The target market is women aged 30-45 and the brand deliberately avoids branding its product as vegan, and aiming instead for a wider market of people who are health-active. Fermentful is available in major retailers in Latvia, including RIMI and Reitan. But Latvia is a small country, with only 1.9 million people, so the brand is also in Estonia and Austria and heading to Poland, Switzerland and elsewhere.
Expansion and aspirations
For product developers in every company the reality is that often they have to focus on launching products that are little different from what is already on the market – yet another spoonable yogurt, yet another dairy drink, yet another ice cream in a 500ml pot – and then rely on marketing and price (and maybe taste) to make them work.
Dairy companies also aspire to create innovations and to build new revenue streams. Little Moons and Fermentful show what you need to do if you want to make a success. First, create a new and interesting experience for the consumer.

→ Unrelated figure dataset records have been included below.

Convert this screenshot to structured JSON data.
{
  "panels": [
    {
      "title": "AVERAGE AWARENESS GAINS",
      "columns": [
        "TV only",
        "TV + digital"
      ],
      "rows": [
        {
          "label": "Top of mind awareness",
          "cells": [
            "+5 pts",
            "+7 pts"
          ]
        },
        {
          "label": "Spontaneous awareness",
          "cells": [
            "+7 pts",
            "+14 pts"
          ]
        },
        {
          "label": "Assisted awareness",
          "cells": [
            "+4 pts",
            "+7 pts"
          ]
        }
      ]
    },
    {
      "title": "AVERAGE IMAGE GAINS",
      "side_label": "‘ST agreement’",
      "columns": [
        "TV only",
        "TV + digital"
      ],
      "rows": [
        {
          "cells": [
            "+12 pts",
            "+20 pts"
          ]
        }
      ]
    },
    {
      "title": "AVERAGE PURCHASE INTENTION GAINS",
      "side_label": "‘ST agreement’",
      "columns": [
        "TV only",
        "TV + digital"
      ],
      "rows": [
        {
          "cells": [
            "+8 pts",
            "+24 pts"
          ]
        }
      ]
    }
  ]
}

Do not bore them with yet another spoonable yogurt. Next, ask yourself how you can create a new category, with something clearly different from everything else on the shelf. Avoid a me-too strategy!
Third is to deliver interesting flavours and texture and if you can, make the product snackable. If you can, make it healthier (not necessarily 100% healthy) and at the same time indulgent.
Finally, think beyond your home market. Where else could an innovative product succeed? In what other countries? If you are a Europe-based company, look to take your product to the parts of the world where consumer wealth is growing, such as Dubai, Singapore or wherever. Many dairy businesses, even quite small ones, already do this successfully. As European consumers’ disposable income becomes tighter in the years ahead, looking further afield may be essential.